Construction on the Project commenced and, in the fall of 2008, Opus East began to experience cost overruns, which were jeopardizing the Project’s viability. In May 2009, Opus East warned Vollers that Opus East and MCC may discontinue paying subcontractors. In June 2009, Vollers filed a construction lien against the Project for $505,754.32. In July 2009, Opus East and MCC filed bankruptcy petitions for relief under Chapter 7.
With Opus East and MCC both in bankruptcy, Vollers attempted to collect directly from Citizens. The trial court granted summary judgment to Citizens and dismissed the matter with prejudice. The trial court concluded that Vollers’ contract was with Opus East (the general contractor), not with Citizens, and there was no evidence that Citizens knew that Opus East and MCC were in default and going into bankruptcy, but wanted Vollers to continue working without pay. The trial court found no evidence that Citizens had a duty to pay Vollers for services that were rendered to Opus East and/or the Project.
The Appellate Division affirmed substantially for the reasons expressed in the trial court’s oral opinion. The Appellate Division did expressly note that a lender providing a construction loan owes no duty to an unpaid subcontractor absent the lender’s express promise or assurance of payment. Here, Vollers had no communications with Citizens, there was no evidence that Citizens made an express promise or assurance to pay Vollers and Citizens did not direct Vollers to continue working on the Project.
The Appellate Division made clear that Vollers was not a party to any of the loan documents between Citizens and MCC and had no rights thereunder. There was no privity of contract nor any evidence that Vollers was an intended third-party beneficiary of the agreement between MCC and Citizens. As a result, Citizens had no obligation to pay Vollers pursuant to Vollers’ contract with Opus East, and Vollers was unable to collect from Citizens.

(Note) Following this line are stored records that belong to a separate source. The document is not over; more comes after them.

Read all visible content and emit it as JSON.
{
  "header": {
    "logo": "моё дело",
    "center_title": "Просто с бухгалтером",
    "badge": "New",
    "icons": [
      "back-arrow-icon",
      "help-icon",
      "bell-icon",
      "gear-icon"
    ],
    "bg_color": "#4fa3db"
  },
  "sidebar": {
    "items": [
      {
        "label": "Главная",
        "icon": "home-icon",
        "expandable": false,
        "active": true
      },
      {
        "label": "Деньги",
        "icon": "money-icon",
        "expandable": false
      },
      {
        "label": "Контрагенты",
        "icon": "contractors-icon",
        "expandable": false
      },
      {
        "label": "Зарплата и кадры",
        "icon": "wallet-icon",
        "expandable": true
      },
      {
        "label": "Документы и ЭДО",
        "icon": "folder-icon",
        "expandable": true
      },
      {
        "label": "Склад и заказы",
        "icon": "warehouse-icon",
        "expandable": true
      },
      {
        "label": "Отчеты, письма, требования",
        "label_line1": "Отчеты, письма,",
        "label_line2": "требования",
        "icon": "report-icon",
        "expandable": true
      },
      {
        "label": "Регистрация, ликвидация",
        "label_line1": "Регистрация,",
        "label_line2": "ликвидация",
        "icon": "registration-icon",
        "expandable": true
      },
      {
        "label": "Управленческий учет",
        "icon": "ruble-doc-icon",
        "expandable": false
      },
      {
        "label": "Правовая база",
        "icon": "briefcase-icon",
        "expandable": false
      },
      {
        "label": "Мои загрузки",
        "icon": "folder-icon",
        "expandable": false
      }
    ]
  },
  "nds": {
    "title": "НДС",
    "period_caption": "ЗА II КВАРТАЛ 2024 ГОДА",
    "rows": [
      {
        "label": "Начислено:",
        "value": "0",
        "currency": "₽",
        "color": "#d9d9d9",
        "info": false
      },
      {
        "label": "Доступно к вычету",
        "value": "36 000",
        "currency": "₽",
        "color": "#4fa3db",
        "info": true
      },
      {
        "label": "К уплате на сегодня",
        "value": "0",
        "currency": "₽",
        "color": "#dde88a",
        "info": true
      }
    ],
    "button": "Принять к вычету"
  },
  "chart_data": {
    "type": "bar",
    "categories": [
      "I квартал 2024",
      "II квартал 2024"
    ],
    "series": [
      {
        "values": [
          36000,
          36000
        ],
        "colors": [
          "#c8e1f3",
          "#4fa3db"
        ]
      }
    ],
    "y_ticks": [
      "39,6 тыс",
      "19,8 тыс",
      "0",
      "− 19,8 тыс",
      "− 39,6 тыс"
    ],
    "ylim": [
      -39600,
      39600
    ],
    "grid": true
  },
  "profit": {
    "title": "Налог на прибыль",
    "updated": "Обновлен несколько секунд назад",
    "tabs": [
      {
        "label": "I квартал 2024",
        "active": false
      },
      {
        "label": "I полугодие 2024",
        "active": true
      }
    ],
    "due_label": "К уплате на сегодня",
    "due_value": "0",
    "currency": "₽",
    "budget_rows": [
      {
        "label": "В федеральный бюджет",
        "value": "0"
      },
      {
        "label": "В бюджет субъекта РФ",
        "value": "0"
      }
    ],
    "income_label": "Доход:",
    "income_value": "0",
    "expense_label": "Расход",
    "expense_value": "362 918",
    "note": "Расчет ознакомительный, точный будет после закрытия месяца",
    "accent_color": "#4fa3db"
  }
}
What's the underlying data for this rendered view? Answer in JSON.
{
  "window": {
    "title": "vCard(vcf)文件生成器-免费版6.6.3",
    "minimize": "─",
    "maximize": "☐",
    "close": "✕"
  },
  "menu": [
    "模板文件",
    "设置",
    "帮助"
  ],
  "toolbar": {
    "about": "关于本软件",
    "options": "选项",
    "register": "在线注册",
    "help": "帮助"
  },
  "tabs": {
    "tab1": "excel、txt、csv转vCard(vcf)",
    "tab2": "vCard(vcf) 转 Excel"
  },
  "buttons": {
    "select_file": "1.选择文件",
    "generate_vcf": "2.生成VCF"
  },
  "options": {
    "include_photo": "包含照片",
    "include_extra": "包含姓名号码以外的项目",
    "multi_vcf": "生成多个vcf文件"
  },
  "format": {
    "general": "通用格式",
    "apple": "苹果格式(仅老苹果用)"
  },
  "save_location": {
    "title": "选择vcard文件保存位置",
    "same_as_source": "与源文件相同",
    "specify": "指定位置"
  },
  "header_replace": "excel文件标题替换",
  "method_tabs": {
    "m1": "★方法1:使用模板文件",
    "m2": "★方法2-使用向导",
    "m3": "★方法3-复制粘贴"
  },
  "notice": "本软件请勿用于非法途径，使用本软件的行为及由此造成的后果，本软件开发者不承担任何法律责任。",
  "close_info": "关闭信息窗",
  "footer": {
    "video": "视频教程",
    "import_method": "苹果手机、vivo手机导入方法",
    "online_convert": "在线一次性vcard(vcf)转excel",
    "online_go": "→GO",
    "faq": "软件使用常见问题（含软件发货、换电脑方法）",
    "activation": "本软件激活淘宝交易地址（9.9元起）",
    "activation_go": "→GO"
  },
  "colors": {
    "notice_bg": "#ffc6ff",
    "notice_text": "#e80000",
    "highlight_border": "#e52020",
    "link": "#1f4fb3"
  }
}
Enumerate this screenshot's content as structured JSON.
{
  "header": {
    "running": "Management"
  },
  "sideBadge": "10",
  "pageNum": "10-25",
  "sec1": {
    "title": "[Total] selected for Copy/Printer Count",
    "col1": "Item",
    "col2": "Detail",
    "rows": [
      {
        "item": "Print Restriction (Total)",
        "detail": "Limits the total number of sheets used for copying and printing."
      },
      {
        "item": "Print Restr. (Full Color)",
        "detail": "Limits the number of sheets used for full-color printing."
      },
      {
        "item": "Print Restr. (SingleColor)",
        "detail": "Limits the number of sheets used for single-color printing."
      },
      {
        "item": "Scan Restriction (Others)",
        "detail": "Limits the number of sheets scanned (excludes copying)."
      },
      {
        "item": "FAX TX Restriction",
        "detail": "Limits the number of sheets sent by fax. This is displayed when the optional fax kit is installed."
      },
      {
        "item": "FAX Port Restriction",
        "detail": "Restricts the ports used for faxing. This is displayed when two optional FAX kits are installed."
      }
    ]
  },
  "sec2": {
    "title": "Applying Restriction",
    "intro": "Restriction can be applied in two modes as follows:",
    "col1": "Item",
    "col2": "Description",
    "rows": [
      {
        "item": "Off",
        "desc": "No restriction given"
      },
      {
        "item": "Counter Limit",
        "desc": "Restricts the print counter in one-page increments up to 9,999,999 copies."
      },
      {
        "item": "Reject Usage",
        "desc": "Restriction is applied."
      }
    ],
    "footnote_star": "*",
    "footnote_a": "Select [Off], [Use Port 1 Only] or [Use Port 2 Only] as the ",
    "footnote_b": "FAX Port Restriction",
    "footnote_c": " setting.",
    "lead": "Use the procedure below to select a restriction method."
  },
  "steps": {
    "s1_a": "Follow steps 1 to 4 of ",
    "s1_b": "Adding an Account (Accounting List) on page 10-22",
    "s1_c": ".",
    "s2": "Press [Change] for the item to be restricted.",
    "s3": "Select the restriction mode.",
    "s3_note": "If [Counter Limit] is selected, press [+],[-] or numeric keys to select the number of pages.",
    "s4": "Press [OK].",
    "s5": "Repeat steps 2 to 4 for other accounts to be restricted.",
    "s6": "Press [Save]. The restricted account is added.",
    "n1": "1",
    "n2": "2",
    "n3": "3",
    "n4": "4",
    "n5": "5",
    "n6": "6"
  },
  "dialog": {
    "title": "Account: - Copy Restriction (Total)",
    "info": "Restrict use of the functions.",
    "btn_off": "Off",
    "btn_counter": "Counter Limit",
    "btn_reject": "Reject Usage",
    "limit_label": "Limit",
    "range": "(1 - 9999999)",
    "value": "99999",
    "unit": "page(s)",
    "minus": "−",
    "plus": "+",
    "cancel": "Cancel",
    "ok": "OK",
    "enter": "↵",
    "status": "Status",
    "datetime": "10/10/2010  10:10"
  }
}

The Vollers case makes clear that subcontractors have no rights to collect against the construction lender in the event the general contractor or owner files for bankruptcy or otherwise leaves the project, absent some express promise by the lender to pay for the subcontractors’ work on the project. Absent that express undertaking, the subcontractor is limited to the general contractor (or others in privity, if any), owner (through its construction lien rights) and possibly a surety under a payment bond, if applicable, for recovery for its work at a project. This is important because the subcontractor’s construction lien rights may be of no benefit if the construction lender forecloses on the Project property based on a defaulted construction loan.